After the prosecution ended and my memoir of it was published, I had a contract to fulfill by writing the fourth novel in my series. It was difficult to come back to fiction. From a creative perspective, I had become spoiled by real life handing me characters, developments, and explanations; going back to choosing and controlling felt harder than searching and discovering had been. But it turns out that taking control, which I didn’t want, was exactly what made me feel proud of the work in the end. Throughout the writing I felt emotionally drained and unconnected to the work, which necessitated pushing myself in a way that I hadn’t had to with previous books. But when I wrote the last three chapters, each one a little finish to its particular subplot and character, I fell in love with it.
Writing is something I do, whereas the crime and prosecution were things that had happened to me. I had returned from reaction to action.And by finishing it, I had become a novelist again. It was important for me to come back from my “mystery writer turns to memoir” identity by going from memoir back to mystery again. Writing is something I do, whereas the crime and prosecution were things that had happened to me. I had returned from reaction to action, and it was, in the end, a relief.
So I feel very fondly towards crime fiction. It’s a pleasant means by which to practice resilience; it gave me a hopeful lens through which to view difficult personal circumstances; and it’s a job that forces me to make choices and take control, even when I don’t feel able.
Crime fiction comforts me, not in spite of justice being a sad also-ran of a conclusion, but because of it. Much of life is made of second choices, and third and fourth and fifth choices, and of things we didn’t and wouldn’t choose at all. Some of these things are beautiful anyway. The friendships that surprised me or deepened, both in the year after being attacked and during the course of the eventual prosecution, are among the most profound of my life, and the goodness of them is tangled up with my obvious wish that the attack hadn’t happened at all.

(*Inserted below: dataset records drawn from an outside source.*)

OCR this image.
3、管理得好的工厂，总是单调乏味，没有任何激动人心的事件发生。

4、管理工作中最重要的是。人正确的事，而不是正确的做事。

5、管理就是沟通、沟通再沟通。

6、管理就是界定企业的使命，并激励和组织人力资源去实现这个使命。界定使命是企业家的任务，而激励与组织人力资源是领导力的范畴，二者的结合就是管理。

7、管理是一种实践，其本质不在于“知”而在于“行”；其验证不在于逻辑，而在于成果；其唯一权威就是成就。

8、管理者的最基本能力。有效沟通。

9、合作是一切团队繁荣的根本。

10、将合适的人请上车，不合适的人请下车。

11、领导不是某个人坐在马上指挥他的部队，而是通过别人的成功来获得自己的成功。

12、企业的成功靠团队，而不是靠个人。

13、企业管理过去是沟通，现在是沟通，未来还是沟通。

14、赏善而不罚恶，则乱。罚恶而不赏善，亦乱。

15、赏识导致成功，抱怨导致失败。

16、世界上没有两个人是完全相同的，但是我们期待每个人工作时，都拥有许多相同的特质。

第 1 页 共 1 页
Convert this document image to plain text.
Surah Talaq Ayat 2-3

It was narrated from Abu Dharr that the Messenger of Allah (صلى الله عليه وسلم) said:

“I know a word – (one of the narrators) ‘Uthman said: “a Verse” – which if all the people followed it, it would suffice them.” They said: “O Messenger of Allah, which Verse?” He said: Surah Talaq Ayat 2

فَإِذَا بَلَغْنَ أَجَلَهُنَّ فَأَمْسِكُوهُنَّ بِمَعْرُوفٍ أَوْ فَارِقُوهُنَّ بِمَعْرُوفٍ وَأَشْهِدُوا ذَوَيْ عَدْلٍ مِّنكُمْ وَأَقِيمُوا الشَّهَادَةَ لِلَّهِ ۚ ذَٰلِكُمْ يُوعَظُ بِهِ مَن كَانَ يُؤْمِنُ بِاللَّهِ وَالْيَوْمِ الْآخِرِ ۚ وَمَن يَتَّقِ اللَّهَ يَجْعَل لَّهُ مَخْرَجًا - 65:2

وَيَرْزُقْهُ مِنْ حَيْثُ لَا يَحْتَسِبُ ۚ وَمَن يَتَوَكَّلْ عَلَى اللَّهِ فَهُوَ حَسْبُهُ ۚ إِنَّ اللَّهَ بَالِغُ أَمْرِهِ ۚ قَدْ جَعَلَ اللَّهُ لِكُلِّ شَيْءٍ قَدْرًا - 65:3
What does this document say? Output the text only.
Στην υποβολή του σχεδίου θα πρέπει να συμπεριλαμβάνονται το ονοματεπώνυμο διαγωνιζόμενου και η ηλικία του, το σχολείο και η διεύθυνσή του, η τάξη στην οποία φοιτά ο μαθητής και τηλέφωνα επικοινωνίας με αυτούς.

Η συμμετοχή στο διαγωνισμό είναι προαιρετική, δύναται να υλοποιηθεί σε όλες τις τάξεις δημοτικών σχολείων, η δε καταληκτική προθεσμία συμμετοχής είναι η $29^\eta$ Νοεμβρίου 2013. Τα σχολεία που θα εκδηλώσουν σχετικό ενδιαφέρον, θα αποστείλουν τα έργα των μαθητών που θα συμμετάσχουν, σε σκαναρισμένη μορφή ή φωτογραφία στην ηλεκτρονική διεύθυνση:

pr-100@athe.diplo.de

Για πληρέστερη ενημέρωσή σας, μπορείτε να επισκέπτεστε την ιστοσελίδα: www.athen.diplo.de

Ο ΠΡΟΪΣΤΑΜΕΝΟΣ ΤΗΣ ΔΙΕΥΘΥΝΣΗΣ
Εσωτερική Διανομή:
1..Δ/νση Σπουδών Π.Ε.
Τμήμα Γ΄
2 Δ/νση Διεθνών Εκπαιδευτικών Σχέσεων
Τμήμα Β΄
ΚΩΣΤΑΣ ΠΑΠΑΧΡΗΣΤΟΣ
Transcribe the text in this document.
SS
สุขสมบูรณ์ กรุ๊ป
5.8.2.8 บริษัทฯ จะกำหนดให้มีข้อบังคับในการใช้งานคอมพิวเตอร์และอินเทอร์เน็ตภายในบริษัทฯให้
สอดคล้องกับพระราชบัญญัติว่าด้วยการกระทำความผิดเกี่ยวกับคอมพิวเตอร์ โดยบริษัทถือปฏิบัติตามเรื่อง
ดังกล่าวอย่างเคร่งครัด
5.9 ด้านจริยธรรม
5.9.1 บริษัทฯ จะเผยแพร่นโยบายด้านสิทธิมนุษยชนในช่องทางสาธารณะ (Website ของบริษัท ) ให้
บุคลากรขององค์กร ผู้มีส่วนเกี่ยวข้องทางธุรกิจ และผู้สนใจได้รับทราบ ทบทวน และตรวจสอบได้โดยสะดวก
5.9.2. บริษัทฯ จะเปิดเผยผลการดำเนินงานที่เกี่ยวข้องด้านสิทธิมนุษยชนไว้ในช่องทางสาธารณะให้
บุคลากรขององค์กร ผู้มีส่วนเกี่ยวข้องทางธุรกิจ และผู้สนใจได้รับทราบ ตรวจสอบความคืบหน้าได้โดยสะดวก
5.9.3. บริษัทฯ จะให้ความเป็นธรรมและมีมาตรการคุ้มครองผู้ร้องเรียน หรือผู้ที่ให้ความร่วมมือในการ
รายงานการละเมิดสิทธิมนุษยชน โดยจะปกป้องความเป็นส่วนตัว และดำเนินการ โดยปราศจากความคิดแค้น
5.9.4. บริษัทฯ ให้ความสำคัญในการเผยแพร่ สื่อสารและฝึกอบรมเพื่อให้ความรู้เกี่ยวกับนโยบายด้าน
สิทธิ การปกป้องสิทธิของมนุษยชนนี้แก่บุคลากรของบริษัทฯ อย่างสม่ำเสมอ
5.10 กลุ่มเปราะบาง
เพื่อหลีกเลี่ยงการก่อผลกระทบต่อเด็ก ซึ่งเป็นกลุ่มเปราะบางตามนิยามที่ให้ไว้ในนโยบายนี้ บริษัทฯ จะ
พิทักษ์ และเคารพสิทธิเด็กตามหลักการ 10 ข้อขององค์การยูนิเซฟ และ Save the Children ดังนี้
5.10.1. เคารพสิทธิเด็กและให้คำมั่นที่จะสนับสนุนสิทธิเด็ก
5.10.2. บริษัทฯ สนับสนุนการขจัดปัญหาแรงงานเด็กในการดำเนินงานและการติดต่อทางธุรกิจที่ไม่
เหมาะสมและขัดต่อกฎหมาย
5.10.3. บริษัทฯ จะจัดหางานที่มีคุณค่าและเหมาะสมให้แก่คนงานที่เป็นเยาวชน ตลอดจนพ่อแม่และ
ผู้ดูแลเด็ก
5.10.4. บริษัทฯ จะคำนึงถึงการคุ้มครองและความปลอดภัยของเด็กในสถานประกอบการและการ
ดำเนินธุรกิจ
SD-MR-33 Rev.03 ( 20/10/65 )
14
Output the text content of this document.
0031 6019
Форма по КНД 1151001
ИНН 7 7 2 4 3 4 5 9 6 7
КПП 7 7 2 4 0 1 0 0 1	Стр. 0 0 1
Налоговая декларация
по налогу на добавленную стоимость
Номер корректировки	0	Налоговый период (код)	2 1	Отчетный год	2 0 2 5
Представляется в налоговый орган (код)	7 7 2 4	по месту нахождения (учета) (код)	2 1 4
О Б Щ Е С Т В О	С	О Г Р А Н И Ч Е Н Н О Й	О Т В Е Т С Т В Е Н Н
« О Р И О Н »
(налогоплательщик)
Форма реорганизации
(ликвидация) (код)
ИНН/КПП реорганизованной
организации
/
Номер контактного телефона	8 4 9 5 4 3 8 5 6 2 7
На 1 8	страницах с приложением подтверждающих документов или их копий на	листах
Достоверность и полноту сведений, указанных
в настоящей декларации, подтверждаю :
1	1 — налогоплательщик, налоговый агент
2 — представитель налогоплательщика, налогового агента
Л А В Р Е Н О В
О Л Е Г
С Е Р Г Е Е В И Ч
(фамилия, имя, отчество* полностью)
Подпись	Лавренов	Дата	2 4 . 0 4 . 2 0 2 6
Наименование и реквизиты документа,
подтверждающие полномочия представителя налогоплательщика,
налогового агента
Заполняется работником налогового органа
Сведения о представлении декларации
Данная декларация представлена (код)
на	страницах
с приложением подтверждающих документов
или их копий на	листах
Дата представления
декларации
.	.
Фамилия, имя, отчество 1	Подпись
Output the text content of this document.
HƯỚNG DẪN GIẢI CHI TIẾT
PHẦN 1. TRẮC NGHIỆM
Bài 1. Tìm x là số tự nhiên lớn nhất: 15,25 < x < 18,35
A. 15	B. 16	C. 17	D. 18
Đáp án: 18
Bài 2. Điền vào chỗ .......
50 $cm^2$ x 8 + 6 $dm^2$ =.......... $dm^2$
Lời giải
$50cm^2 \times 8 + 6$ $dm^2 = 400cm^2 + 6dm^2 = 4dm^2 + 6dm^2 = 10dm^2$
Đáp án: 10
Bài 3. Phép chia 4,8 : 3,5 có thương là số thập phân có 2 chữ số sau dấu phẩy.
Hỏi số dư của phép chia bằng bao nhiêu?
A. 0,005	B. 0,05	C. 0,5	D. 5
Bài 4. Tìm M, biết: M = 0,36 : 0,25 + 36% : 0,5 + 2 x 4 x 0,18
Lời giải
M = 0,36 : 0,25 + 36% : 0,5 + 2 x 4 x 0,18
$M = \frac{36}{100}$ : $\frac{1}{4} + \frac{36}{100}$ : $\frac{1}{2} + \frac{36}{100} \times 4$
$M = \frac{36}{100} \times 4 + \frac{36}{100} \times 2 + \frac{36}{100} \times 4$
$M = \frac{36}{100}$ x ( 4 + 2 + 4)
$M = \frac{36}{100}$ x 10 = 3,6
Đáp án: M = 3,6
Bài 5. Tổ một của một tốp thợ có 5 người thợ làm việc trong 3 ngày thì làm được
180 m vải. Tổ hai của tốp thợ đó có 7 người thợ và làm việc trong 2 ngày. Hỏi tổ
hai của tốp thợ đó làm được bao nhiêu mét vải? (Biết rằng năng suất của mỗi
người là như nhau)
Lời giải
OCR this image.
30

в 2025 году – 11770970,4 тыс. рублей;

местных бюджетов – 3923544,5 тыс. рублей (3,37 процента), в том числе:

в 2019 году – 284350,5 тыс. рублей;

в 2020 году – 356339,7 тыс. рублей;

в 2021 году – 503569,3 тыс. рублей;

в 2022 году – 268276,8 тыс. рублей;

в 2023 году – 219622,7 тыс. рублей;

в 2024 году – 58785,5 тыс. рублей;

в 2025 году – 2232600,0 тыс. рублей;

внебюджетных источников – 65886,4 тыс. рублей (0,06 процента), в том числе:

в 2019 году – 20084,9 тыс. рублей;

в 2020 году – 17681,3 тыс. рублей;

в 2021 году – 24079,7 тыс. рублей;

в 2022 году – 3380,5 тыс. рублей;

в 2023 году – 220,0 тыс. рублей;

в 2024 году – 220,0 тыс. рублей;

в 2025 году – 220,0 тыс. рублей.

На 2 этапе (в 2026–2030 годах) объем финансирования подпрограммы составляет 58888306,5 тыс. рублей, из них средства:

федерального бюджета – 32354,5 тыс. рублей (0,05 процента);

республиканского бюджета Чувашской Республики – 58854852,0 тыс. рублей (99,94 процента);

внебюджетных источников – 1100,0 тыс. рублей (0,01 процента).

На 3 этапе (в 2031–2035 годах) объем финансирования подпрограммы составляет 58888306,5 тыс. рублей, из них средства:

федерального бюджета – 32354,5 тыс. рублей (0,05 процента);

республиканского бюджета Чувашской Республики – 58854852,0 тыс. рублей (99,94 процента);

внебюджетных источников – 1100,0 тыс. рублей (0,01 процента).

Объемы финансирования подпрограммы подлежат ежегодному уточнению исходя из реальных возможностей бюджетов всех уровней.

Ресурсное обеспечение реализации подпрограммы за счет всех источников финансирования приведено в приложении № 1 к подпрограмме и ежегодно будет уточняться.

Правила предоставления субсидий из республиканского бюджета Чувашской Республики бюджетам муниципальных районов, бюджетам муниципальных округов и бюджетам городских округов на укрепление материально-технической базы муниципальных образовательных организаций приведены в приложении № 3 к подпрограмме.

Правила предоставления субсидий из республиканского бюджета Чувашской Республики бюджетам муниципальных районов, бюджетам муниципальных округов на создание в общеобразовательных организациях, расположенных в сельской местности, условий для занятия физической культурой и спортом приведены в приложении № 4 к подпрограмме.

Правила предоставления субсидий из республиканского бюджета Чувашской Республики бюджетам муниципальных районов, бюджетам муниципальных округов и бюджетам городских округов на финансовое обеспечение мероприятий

Crime fiction is entertainment, but being entertaining doesn’t trivialize what it allows its readers and writers to rehearse. Stories of what comes after a terrible event acknowledge the reality of terrible experiences with dignity and compassion. Even just the urge for understanding and the pursuit of justice in these stories, separate from their resolutions, can be inspiring, because I well know how hard it can be to want anything at all when feeling deadened by grief or paralyzed by fear or shame. It’s not a guilty pleasure to read or write such stories; not even just a pleasure. To read or write crime fiction is to practice hopefulness, and to nurture the expectation of transformed order following destruction, somehow, even in unexpected ways.